Masters Theses

Date of Award

5-2020

Degree Type

Thesis

Degree Name

Master of Arts

Major

French

Major Professor

Anne-Hélène Miller

Committee Members

Matthew Brauer, Mary McAlpin

Abstract

This thesis considers how certain Maghrebi authors have rewritten the distant precolonial past and medieval history in their works as a way to challenge the repressive national narratives that proliferated in 1980s and 1990s Morocco and Algeria. These repressive narratives emerged in Morocco with the authoritarian reign of Hassan II from 1961 until his death in 1999, and in Algeria as a result of one-party state in Algeria, the politics of Arabization, and a period of fundamentalist Islamism from the 1990s to the early 2000s. In Algeria in particular, the politics during the décennie noire led to the persecution and assassination of intellectuals, including those advocating for political and linguistic recognition of the indigenous Amazigh.
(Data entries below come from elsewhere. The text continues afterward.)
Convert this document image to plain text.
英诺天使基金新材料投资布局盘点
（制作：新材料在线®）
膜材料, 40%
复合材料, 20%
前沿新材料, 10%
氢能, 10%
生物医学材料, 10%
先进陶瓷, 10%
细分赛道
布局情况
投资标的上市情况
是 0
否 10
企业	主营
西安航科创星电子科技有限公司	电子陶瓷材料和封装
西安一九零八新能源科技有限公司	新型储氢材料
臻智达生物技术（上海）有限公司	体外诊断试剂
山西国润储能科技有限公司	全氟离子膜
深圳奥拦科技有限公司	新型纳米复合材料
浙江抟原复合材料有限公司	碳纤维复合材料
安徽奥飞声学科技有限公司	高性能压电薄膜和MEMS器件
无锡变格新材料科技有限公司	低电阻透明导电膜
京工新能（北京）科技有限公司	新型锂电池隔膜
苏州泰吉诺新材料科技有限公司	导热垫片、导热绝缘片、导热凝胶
The authors considered in this thesis, Driss Chraïbi, Tahar Djaout, and Assia Djebar resituate the indigenous Amazigh as essential to understanding the history of the Maghreb—its ancient past, its experience of colonial repression, and its present situation. In this way, I suggest that these authors write “counter-histories,” adapting the term from Michel Foucault’s lectures at the College de France. Rather than focus on the colonial and postcolonial contexts which have been central to postcolonial criticism, this thesis makes a new contribution by studying the representation of the distant precolonial past in Maghrebi literature. Rewriting the precolonial past provides Maghrebi authors possibilities for narrating the rich and diverse history of the Maghreb and for creating a different vision of collective identity.